Walser Matthias, Hermann Matthias, Hufnagel Markus, Haas Nikolaus A, Fischer Marcus, Dalla-Pozza Robert, Jakob André
From the Department of Pediatric Cardiology and Pediatric Intensive Care, Ludwig-Maximilians-University of Munich, Marchioninistr. 15, 81377 Munich, Germany.
Division of Pediatric Infectious Disease and Rheumatology, Department of Pediatrics and Adolescent Medicine, University Medical Center, Medical Faculty, University of Freiburg. Mathildenstr. 1, 79106 Freiburg, Germany.
Pediatr Infect Dis J. 2020 Oct;39(10):e310-e313. doi: 10.1097/INF.0000000000002810.
Kawasaki disease (KD) patients' resistance to treatment with intravenous immunoglobulins (IVIG) places them at high risk for an unfavorable progression of the disease. In these patients, there has been little evidence that alternative treatments are effective. Nevertheless, biologicals such as an interleukin-1-receptor blocker and tumor-necrosis-factor-α inhibitors increasingly have been used. If the patient does not respond to one of these therapeutics, a combination of 2 biologicals might be an alternative, but this is not yet generally accepted due to the potentially increased risk of infection. Here we report on a 3-month-old boy suffering from severe refractory KD. KD diagnosis was delayed due to the misinterpretation of a urinary tract infection and to the short and nonsimultaneous presence of classical KD symptoms. After complete KD later was able to be diagnosed, treatment with intravenous immunoglobulins was administered. However, the disease proved resistant to 2 courses of IVIG, as well as to corticosteroids. The patient developed giant coronary artery aneurysms early during the course of disease. Anakinra was initiated, but even with stepwise higher anakinra dosages, he remained febrile and coronary artery dimensions increased. Therefore, etanercept was added as a second biological. Only under combination treatment with anakinra and etanercept were his inflammation and fever able to be completely resolved. Coronary artery dimensions improved over time.

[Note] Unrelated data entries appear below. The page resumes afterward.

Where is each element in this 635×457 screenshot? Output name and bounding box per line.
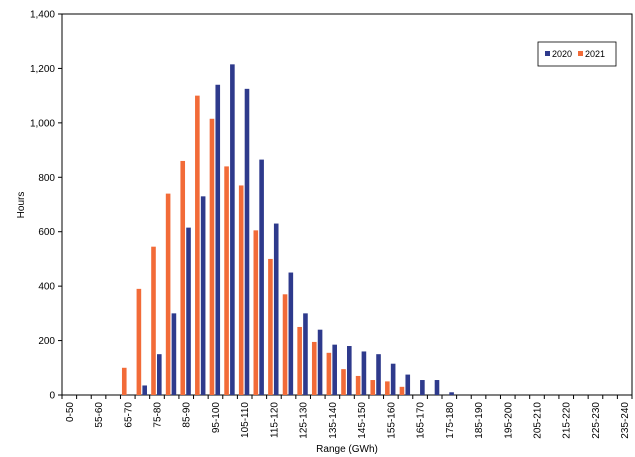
bar-2020-100-105 [230,64,235,395]
bar-2020-160-165 [405,374,411,395]
y-tick-label: 800 [38,173,55,184]
bar-2021-80-85 [165,193,171,395]
x-tick-label: 115-120 [269,402,280,438]
x-tick-label: 165-170 [416,402,427,439]
x-tick-label: 155-160 [386,402,397,439]
bar-2020-70-75 [142,385,147,395]
bar-2020-155-160 [390,363,396,395]
x-tick-label: 55-60 [94,402,105,428]
bar-2021-130-135 [311,341,317,395]
bar-2021-70-75 [136,288,142,395]
y-tick-label: 1,200 [30,64,55,75]
x-tick-label: 105-110 [240,402,251,438]
bar-2021-155-160 [385,381,390,395]
x-axis: 0-50 55-60 65-70 75-80 85-90 95-100 105-110 115… [61,395,633,439]
bar-2020-150-155 [376,354,381,395]
bar-2020-115-120 [273,223,279,395]
x-axis-title: Range (GWh) [316,444,378,455]
bar-2020-135-140 [332,344,337,395]
x-tick-label: 75-80 [153,402,164,428]
bar-2020-90-95 [200,196,206,395]
bar-2020-105-110 [244,88,250,395]
bar-2021-75-80 [151,246,156,395]
bar-2020-130-135 [317,329,323,395]
bar-2020-85-90 [186,227,191,395]
bar-2020-140-145 [347,346,352,395]
x-tick-label: 235-240 [620,402,631,439]
x-tick-label: 225-230 [591,402,602,439]
bar-2020-145-150 [361,351,367,395]
bar-2021-120-125 [282,294,288,395]
x-tick-label: 125-130 [299,402,310,439]
bar-2021-90-95 [195,95,200,396]
legend: 2020 2021 [537,41,617,67]
bar-2021-85-90 [180,160,186,395]
legend-box [537,41,617,67]
bar-2020-110-115 [259,159,264,395]
bar-2020-175-180 [449,392,454,395]
bar-2020-170-175 [434,380,440,395]
bar-2021-110-115 [253,230,259,395]
bar-2021-135-140 [326,352,332,395]
legend-label-2021: 2021 [585,49,605,59]
y-tick-label: 400 [38,282,55,293]
y-axis: 0 200 400 600 800 1,000 1,200 1,400 [30,10,62,402]
bar-2021-145-150 [355,375,361,395]
y-axis-title: Hours [16,192,27,219]
x-tick-label: 85-90 [182,402,193,428]
bar-2020-125-130 [303,313,308,395]
bar-2021-100-105 [224,166,229,395]
x-tick-label: 135-140 [328,402,339,439]
bar-2020-165-170 [420,380,425,395]
x-tick-label: 0-50 [65,402,76,422]
x-tick-label: 95-100 [211,402,222,434]
legend-label-2020: 2020 [552,49,572,59]
bar-2020-120-125 [288,272,294,395]
bar-2020-75-80 [157,354,162,395]
bar-2020-95-100 [215,84,221,395]
x-tick-label: 145-150 [357,402,368,439]
legend-swatch-2020 [545,51,550,56]
bar-2021-105-110 [238,185,244,395]
x-tick-label: 65-70 [123,402,134,428]
x-tick-label: 215-220 [562,402,573,439]
bar-2021-140-145 [341,369,346,395]
y-tick-label: 1,000 [30,118,55,129]
bars-group [121,64,454,396]
plot-area [61,13,633,396]
bar-2021-65-70 [121,367,127,395]
y-tick-label: 0 [49,391,55,402]
x-tick-label: 175-180 [445,402,456,439]
bar-2021-150-155 [370,380,376,395]
bar-2021-95-100 [209,118,215,396]
bar-2021-160-165 [399,386,405,395]
y-tick-label: 200 [38,336,55,347]
legend-swatch-2021 [578,51,583,56]
x-tick-label: 205-210 [533,402,544,439]
y-tick-label: 600 [38,227,55,238]
x-tick-label: 195-200 [503,402,514,439]
bar-2021-125-130 [297,326,302,395]
y-tick-label: 1,400 [30,10,55,21]
x-tick-label: 185-190 [474,402,485,439]
bar-2020-80-85 [171,313,177,395]
bar-2021-115-120 [268,258,273,395]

川崎病(KD)患者对静脉注射免疫球蛋白(IVIG)治疗产生抵抗,这使他们处于疾病进展不利的高风险中。在这些患者中,几乎没有证据表明替代疗法有效。尽管如此,白细胞介素-1受体阻滞剂和肿瘤坏死因子-α抑制剂等生物制剂的使用越来越多。如果患者对其中一种治疗方法无反应,两种生物制剂联合使用可能是一种选择,但由于感染风险可能增加,这尚未被普遍接受。在此,我们报告一名患有严重难治性KD的3个月大男孩。由于对尿路感染的错误解读以及经典KD症状出现时间短且不同时出现,KD诊断被延迟。在后来能够确诊为完全性KD后,给予了静脉注射免疫球蛋白治疗。然而,该疾病对两疗程的IVIG以及皮质类固醇均耐药。患者在病程早期就出现了巨大冠状动脉瘤。开始使用阿那白滞素,但即使逐步增加阿那白滞素剂量,他仍持续发热,冠状动脉尺寸增大。因此,添加了依那西普作为第二种生物制剂。仅在阿那白滞素和依那西普联合治疗下,他的炎症和发热才得以完全消退。冠状动脉尺寸随时间有所改善。